The number of books a character headlines is a testament to the resilience and the appeal of that character. That count becomes that character’s resume.

 

In 2000, novelist Daniel Silva created one of the most overqualified characters ever to star in a spy thriller book in Gabriel Allon, who has since appeared in 11 other best-selling novels. You can’t beat the combination of trades that Silva entrusted Allon with since Allon’s first appearance in “The Kill Artist” as he is actually a spy and assassin as well as a talented art restorer, as comfortable with a brush as he is with a suppressed handgun. Beat that, James Bond.

 

Legendary agent

 

Moreover, Silva made Allon a legendary agent of the Israel intelligence agency known popularly as Mossad, but called—accurately and simply—the Office in his books.

 

“The English Girl” (HarperCollins, New York, 2014, 531 pages) is already the 13th book starring Allon. The titular “English Girl,” Madeline Hart, is a pretty, popular, driven member of the British government, but is secretly the mistress of the married Prime Minister Jonathan Lancaster.

 

When Hart goes missing while on vacation in Corsica, Lancaster finds himself threatened with a DVD and a ransom demand by unknown individuals who clearly know just how important Hart is. After all, she confesses to the affair on the DVD.

 

Instead of going to the police, Lancaster turns to his inner circle and asks for the best man to find Hart. Even though he is neither British nor on the government payroll, Allon is clearly the best choice. After a favor is called in, he is soon on his way to Corsica, where he hires some local help and is warned by an old Corsican woman: “When she is dead, then you will know the truth.”

 

A disbelieving Allon is in no mood to wait; the kidnappers will kill Hart and leak the video unless Lancaster gives them 10 million euros in seven days. The key in finding Hart lies with identifying a person known only as “the forgotten man.”

 

Bigger ambitions

 

That’s already more than enough material for most books, but in the case of “The English Girl,” it’s just the setup. The novel has bigger ambitions. Suffice to say, things don’t go quite the way Allon expects and the remaining 75 percent of “The English Girl” deals with the fallout.

 

The book is intriguing and complex, building toward a breathless conclusion. As always, the pages turn ruthlessly and easily.

 

As a protagonist, Allon is always charismatic and haunted.
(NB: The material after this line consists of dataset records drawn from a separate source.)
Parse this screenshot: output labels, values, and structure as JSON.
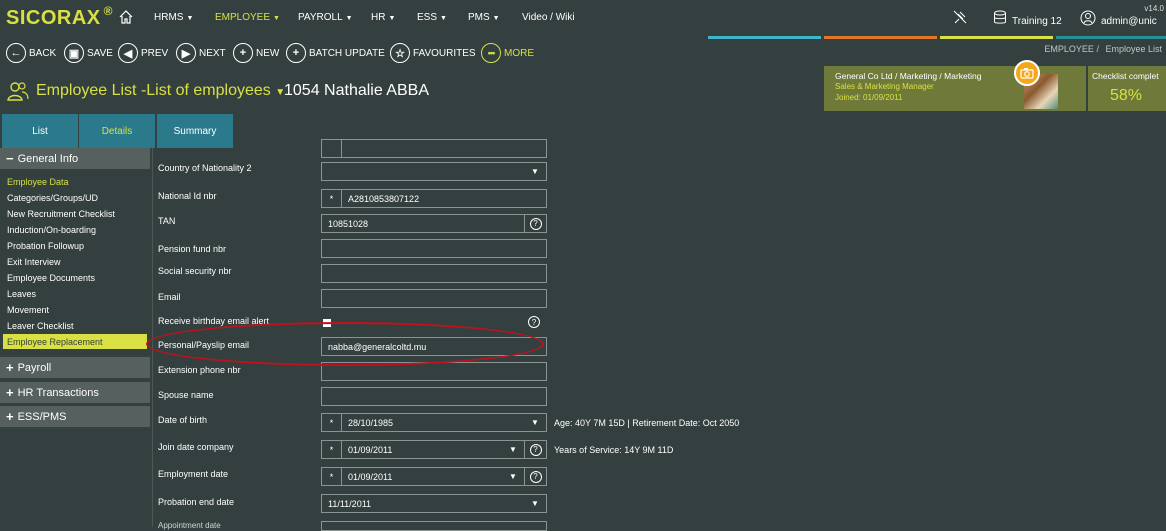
{
  "app": {
    "logo": "SICORAX",
    "logo_reg": "®",
    "version": "v14.0",
    "menu": [
      {
        "label": "HRMS",
        "active": false
      },
      {
        "label": "EMPLOYEE",
        "active": true
      },
      {
        "label": "PAYROLL",
        "active": false
      },
      {
        "label": "HR",
        "active": false
      },
      {
        "label": "ESS",
        "active": false
      },
      {
        "label": "PMS",
        "active": false
      },
      {
        "label": "Video / Wiki",
        "active": false
      }
    ],
    "database": "Training 12",
    "user": "admin@unic"
  },
  "toolbar": {
    "back": "BACK",
    "save": "SAVE",
    "prev": "PREV",
    "next": "NEXT",
    "new": "NEW",
    "batch_update": "BATCH UPDATE",
    "favourites": "FAVOURITES",
    "more": "MORE"
  },
  "breadcrumb": {
    "root": "EMPLOYEE /",
    "current": "Employee List"
  },
  "page": {
    "title": "Employee List -List of employees",
    "employee": "1054 Nathalie ABBA"
  },
  "employee_card": {
    "company": "General Co Ltd / Marketing / Marketing",
    "position": "Sales & Marketing Manager",
    "joined": "Joined: 01/09/2011"
  },
  "checklist": {
    "label": "Checklist complet",
    "percent": "58%"
  },
  "tabs": [
    "List",
    "Details",
    "Summary"
  ],
  "sidebar": {
    "general_info": "General Info",
    "items": [
      "Employee Data",
      "Categories/Groups/UD",
      "New Recruitment Checklist",
      "Induction/On-boarding",
      "Probation Followup",
      "Exit Interview",
      "Employee Documents",
      "Leaves",
      "Movement",
      "Leaver Checklist",
      "Employee Replacement"
    ],
    "payroll": "Payroll",
    "hr_transactions": "HR Transactions",
    "ess_pms": "ESS/PMS"
  },
  "form": {
    "country_nationality_2": {
      "label": "Country of Nationality 2",
      "value": ""
    },
    "national_id": {
      "label": "National Id nbr",
      "value": "A2810853807122"
    },
    "tan": {
      "label": "TAN",
      "value": "10851028"
    },
    "pension_fund": {
      "label": "Pension fund nbr",
      "value": ""
    },
    "social_security": {
      "label": "Social security nbr",
      "value": ""
    },
    "email": {
      "label": "Email",
      "value": ""
    },
    "birthday_alert": {
      "label": "Receive birthday email alert"
    },
    "payslip_email": {
      "label": "Personal/Payslip email",
      "value": "nabba@generalcoltd.mu"
    },
    "extension_phone": {
      "label": "Extension phone nbr",
      "value": ""
    },
    "spouse_name": {
      "label": "Spouse name",
      "value": ""
    },
    "date_of_birth": {
      "label": "Date of birth",
      "value": "28/10/1985",
      "info": "Age: 40Y 7M 15D | Retirement Date: Oct 2050"
    },
    "join_date_company": {
      "label": "Join date company",
      "value": "01/09/2011",
      "info": "Years of Service: 14Y 9M 11D"
    },
    "employment_date": {
      "label": "Employment date",
      "value": "01/09/2011"
    },
    "probation_end_date": {
      "label": "Probation end date",
      "value": "11/11/2011"
    },
    "appointment_date": {
      "label": "Appointment date"
    }
  },
  "colors": {
    "background": "#34403f",
    "accent": "#d8e042",
    "card": "#6f7a3a",
    "tab_active": "#2a7a8c",
    "annotation": "#c0121d"
  }
}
Named after the archangel, he built his career on doing the difficult job, beginning with the famous Operation Wrath of God (the assassination of the Black September terrorists who struck at the 1972 Munich Olympics). But “The English Girl” challenges his very nature and triggers a dangerous feeling: the need for vengeance.

 

“The English Girl” takes Allon on an international search for the truth—and it will take him to places even he never expected to go. Along the way, he brings together his Office team of operatives from the previous books to back him up.

 

Part of what makes Silva’s Allon books so effective is how authentic everything is. Silva invests his novels with urgency and detail. This is real-world espionage, full of collateral damage and political ramifications. The body count in “The English Girl” is bracingly high, yet Allon remains both practical and philosophical about it. “It’s better to be a pickpocket than a mugger,” he says, talking about the nature of necessary evils.

 

At the end of “The English Girl,” Allon makes a decision that changes the books for good.

 

With the 14th Allon book, “The Heist,” set for release later this year and a motion picture in the works, Daniel Silva’s is one of the best in the fictional spy trade.

 

“The English Girl” is a perfect opportunity for new readers to make the acquaintance of Gabriel Allon, literally the most colorful spy plying his dangerous and fictional trade today.

 

Available in paperback from National Book Store.